El primero de ellos es el encarnado por la hija de Sandy, Mindy Kominsky (Sarah Baker) y su sexagenaria pareja, Martin (Paul Reiser). Redundan en ese mensaje principal sobre la vejez, si bien aportándonos una nueva perspectiva: la de esos “viejóvenes” que, en vez de vivir esos achaques con la naturalidad biológica propia de la edad, se resisten, agarrándose como a un clavo ardiendo a una infancia o una juventud que viven, ahora, a “su” manera. Con las escenas surrealistas y divertidas que este perfil nos deja: las protagonizadas por un vejete con coleta, chupa de cuero y coche deportivo, emparejado con una joven varias décadas más joven que él, pero que aún no tiene el valor suficiente para enfrentarse cara a cara a su mismísima madre.
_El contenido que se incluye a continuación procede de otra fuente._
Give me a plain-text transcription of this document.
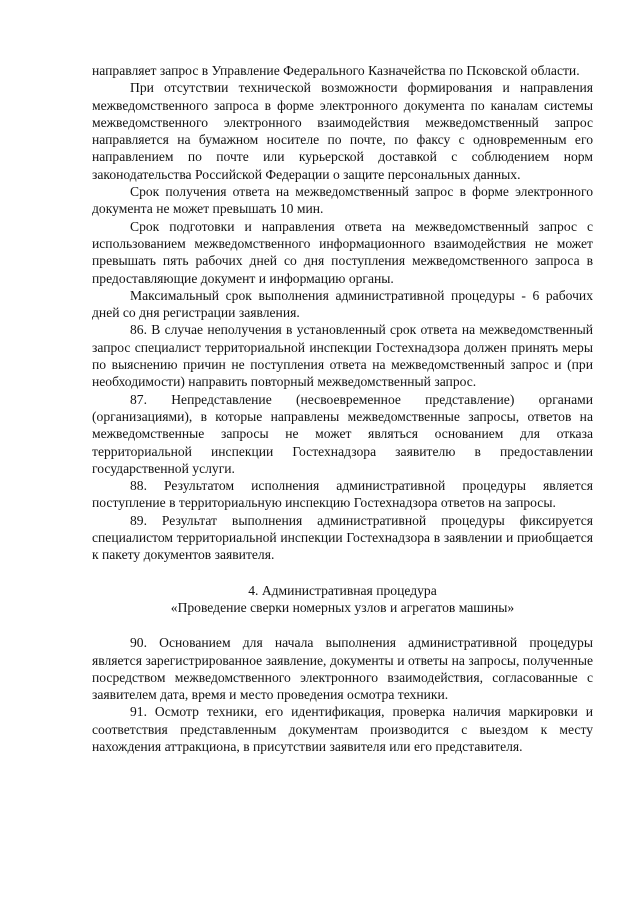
направляет запрос в Управление Федерального Казначейства по Псковской области.

При отсутствии технической возможности формирования и направления межведомственного запроса в форме электронного документа по каналам системы межведомственного электронного взаимодействия межведомственный запрос направляется на бумажном носителе по почте, по факсу с одновременным его направлением по почте или курьерской доставкой с соблюдением норм законодательства Российской Федерации о защите персональных данных.

Срок получения ответа на межведомственный запрос в форме электронного документа не может превышать 10 мин.

Срок подготовки и направления ответа на межведомственный запрос с использованием межведомственного информационного взаимодействия не может превышать пять рабочих дней со дня поступления межведомственного запроса в предоставляющие документ и информацию органы.

Максимальный срок выполнения административной процедуры - 6 рабочих дней со дня регистрации заявления.

86. В случае неполучения в установленный срок ответа на межведомственный запрос специалист территориальной инспекции Гостехнадзора должен принять меры по выяснению причин не поступления ответа на межведомственный запрос и (при необходимости) направить повторный межведомственный запрос.

87. Непредставление (несвоевременное представление) органами (организациями), в которые направлены межведомственные запросы, ответов на межведомственные запросы не может являться основанием для отказа территориальной инспекции Гостехнадзора заявителю в предоставлении государственной услуги.

88. Результатом исполнения административной процедуры является поступление в территориальную инспекцию Гостехнадзора ответов на запросы.

89. Результат выполнения административной процедуры фиксируется специалистом территориальной инспекции Гостехнадзора в заявлении и приобщается к пакету документов заявителя.

4. Административная процедура

«Проведение сверки номерных узлов и агрегатов машины»

90. Основанием для начала выполнения административной процедуры является зарегистрированное заявление, документы и ответы на запросы, полученные посредством межведомственного электронного взаимодействия, согласованные с заявителем дата, время и место проведения осмотра техники.

91. Осмотр техники, его идентификация, проверка наличия маркировки и соответствия представленным документам производится с выездом к месту нахождения аттракциона, в присутствии заявителя или его представителя.
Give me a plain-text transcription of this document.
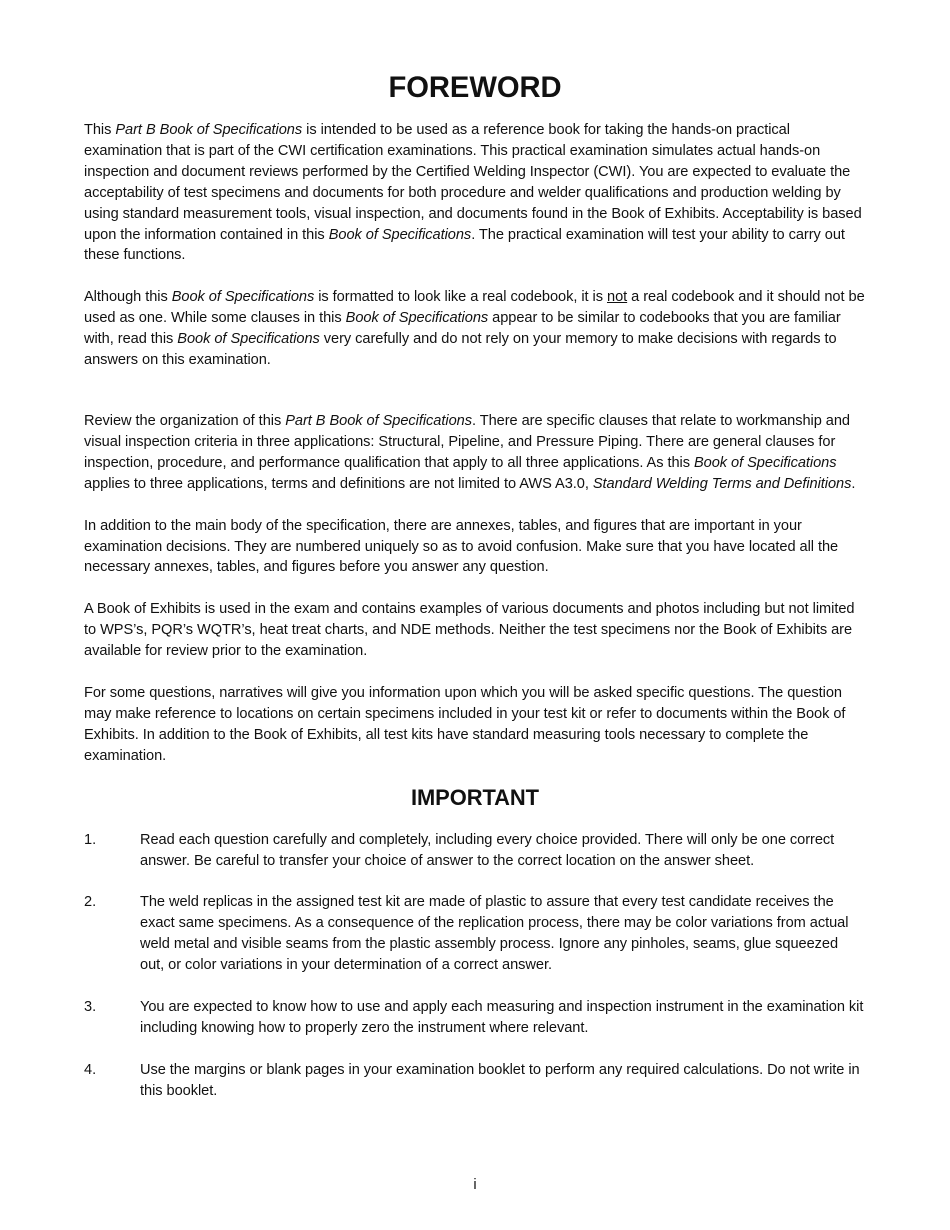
FOREWORD

This Part B Book of Specifications is intended to be used as a reference book for taking the hands-on practical examination that is part of the CWI certification examinations. This practical examination simulates actual hands-on inspection and document reviews performed by the Certified Welding Inspector (CWI). You are expected to evaluate the acceptability of test specimens and documents for both procedure and welder qualifications and production welding by using standard measurement tools, visual inspection, and documents found in the Book of Exhibits. Acceptability is based upon the information contained in this Book of Specifications. The practical examination will test your ability to carry out these functions.

Although this Book of Specifications is formatted to look like a real codebook, it is not a real codebook and it should not be used as one. While some clauses in this Book of Specifications appear to be similar to codebooks that you are familiar with, read this Book of Specifications very carefully and do not rely on your memory to make decisions with regards to answers on this examination.

Review the organization of this Part B Book of Specifications. There are specific clauses that relate to workmanship and visual inspection criteria in three applications: Structural, Pipeline, and Pressure Piping. There are general clauses for inspection, procedure, and performance qualification that apply to all three applications. As this Book of Specifications applies to three applications, terms and definitions are not limited to AWS A3.0, Standard Welding Terms and Definitions.

In addition to the main body of the specification, there are annexes, tables, and figures that are important in your examination decisions. They are numbered uniquely so as to avoid confusion. Make sure that you have located all the necessary annexes, tables, and figures before you answer any question.

A Book of Exhibits is used in the exam and contains examples of various documents and photos including but not limited to WPS’s, PQR’s WQTR’s, heat treat charts, and NDE methods. Neither the test specimens nor the Book of Exhibits are available for review prior to the examination.

For some questions, narratives will give you information upon which you will be asked specific questions. The question may make reference to locations on certain specimens included in your test kit or refer to documents within the Book of Exhibits. In addition to the Book of Exhibits, all test kits have standard measuring tools necessary to complete the examination.

IMPORTANT
1.	Read each question carefully and completely, including every choice provided. There will only be one correct answer. Be careful to transfer your choice of answer to the correct location on the answer sheet.
2.	The weld replicas in the assigned test kit are made of plastic to assure that every test candidate receives the exact same specimens. As a consequence of the replication process, there may be color variations from actual weld metal and visible seams from the plastic assembly process. Ignore any pinholes, seams, glue squeezed out, or color variations in your determination of a correct answer.
3.	You are expected to know how to use and apply each measuring and inspection instrument in the examination kit including knowing how to properly zero the instrument where relevant.
4.	Use the margins or blank pages in your examination booklet to perform any required calculations. Do not write in this booklet.
i
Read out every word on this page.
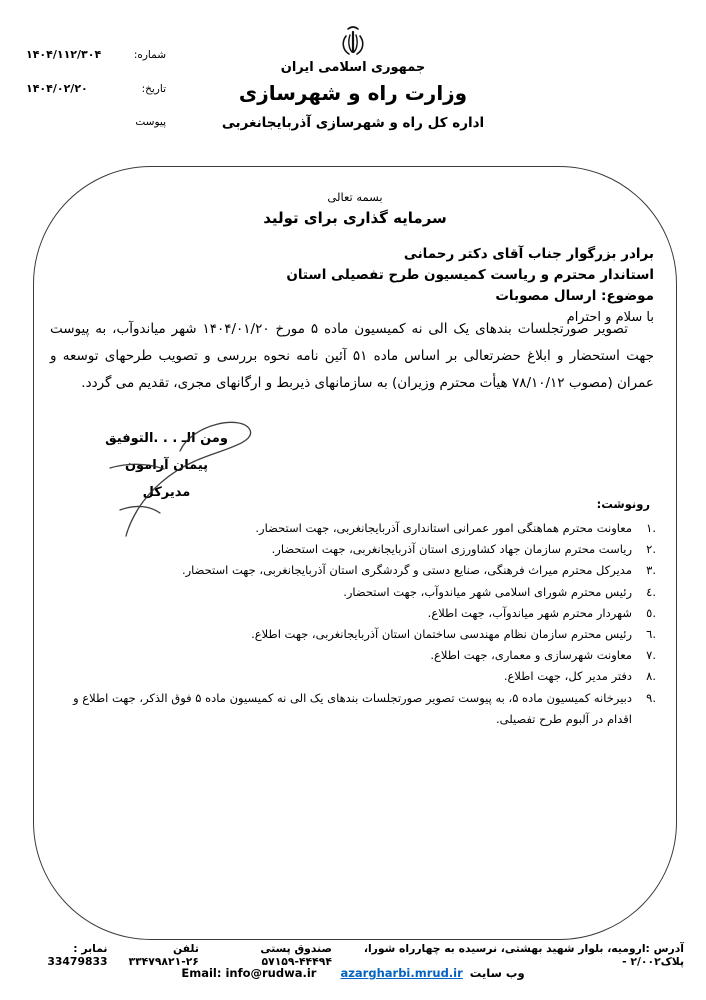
جمهوری اسلامی ایران
وزارت راه و شهرسازی
اداره کل راه و شهرسازی آذربایجانغربی
شماره:
۱۴۰۴/۱۱۲/۳۰۴
تاریخ:
۱۴۰۴/۰۲/۲۰
پیوست
بسمه تعالی
سرمایه گذاری برای تولید
برادر بزرگوار جناب آقای دکتر رحمانی
استاندار محترم و ریاست کمیسیون طرح تفصیلی استان
موضوع: ارسال مصوبات
با سلام و احترام

تصویر صورتجلسات بندهای یک الی نه کمیسیون ماده ۵ مورخ ۱۴۰۴/۰۱/۲۰ شهر میاندوآب، به پیوست جهت استحضار و ابلاغ حضرتعالی بر اساس ماده ۵۱ آئین نامه نحوه بررسی و تصویب طرحهای توسعه و عمران (مصوب ۷۸/۱۰/۱۲ هیأت محترم وزیران) به سازمانهای ذیربط و ارگانهای مجری، تقدیم می گردد.

ومن الـ . . .التوفیق
پیمان آرامون
مدیرکل
رونوشت:
۱.
معاونت محترم هماهنگی امور عمرانی استانداری آذربایجانغربی، جهت استحضار.
۲.
ریاست محترم سازمان جهاد کشاورزی استان آذربایجانغربی، جهت استحضار.
۳.
مدیرکل محترم میراث فرهنگی، صنایع دستی و گردشگری استان آذربایجانغربی، جهت استحضار.
٤.
رئیس محترم شورای اسلامی شهر میاندوآب، جهت استحضار.
٥.
شهردار محترم شهر میاندوآب، جهت اطلاع.
٦.
رئیس محترم سازمان نظام مهندسی ساختمان استان آذربایجانغربی، جهت اطلاع.
۷.
معاونت شهرسازی و معماری، جهت اطلاع.
۸.
دفتر مدیر کل، جهت اطلاع.
۹.
دبیرخانه کمیسیون ماده ۵، به پیوست تصویر صورتجلسات بندهای یک الی نه کمیسیون ماده ۵ فوق الذکر، جهت اطلاع و اقدام در آلبوم طرح تفصیلی.
آدرس :ارومیه، بلوار شهید بهشتی، نرسیده به چهارراه شورا، پلاک۲/۰۰۲ -
صندوق پستی ۴۴۴۹۴-۵۷۱۵۹
تلفن ۲۶-۳۳۴۷۹۸۲۱
نمابر : 33479833
Email: info@rudwa.ir azargharbi.mrud.ir وب سایت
El segundo de estos motores es el protagonizado por los hijos de Norman Newlander, Phoebe (Lisa Edelstein) y Robby (Haley Joel Osment) quiénes, ya sin su padre, deben buscar una vida propia que no encuentran. Desorientados, sin objetivos en la vida, darán a Sandy más de un dolor de cabeza al ser él el albacea testamentario de su padre y, por tanto, quién, en última instancia, debe decidir a qué van a dedicar su parte de la herencia. Sandy Kominsky, el dueño que ata en corto la correa de unos hijos, ya talluditos y, sin embargo, sin oficio ni beneficio.
Esta serie reconciliaba a uno no solo con la actuación “madura” sino, también, con las historias de personas mayores. Ahora, con su punto y final, el abismo que ‘El método Kominsky’ evidenció con su presencia queda nuevamente vacío, silencioso y sin ninguna otra oferta audiovisual a la vista que vaya a reclamar su espacio. Esta serie demostró, además, que las causas de este abismo no son un problema ni de interés de mercado, ni de originalidad de las historias ni de disponibilidad de los actores.
Con la de cosas deleznables que se le pueden achacar a Chuck Lorre en cuanto a la calidad de sus productos, con ‘El método Kominsky’ anotamos una muesca en su haber que nos reconcilia con ese guionista, productor y director excelente que es. Los homenajes están todos perfectamente hilados y resultan relevantes en el conjunto. Los actores están comprometidos con sus papeles, regalándonos momentos a la altura de su capacidad interpretativa. Y la serie, si llegó levantando la voz sobre los actores mayores en la industria, se va dejando claro que su función de denuncia ya se ha cumplido.
Su marcha evidencia también, por desgracia, que tres fantásticas temporadas no han servido para cambiar las cosas… por lo menos a corto plazo. Ojalá, aun así, este adiós sirva para que, ante el silencio atronador que su indiscutible calidad nos deja, otros quieran venir a ocupar su lugar.
Mientras tanto, disfrutemos de su revisionado riéndonos un rato mientras nos tomamos un Jack Daniels con Dr. Pepper cero. Sandy y Norman, allá dónde estén, nos lo agradecerán.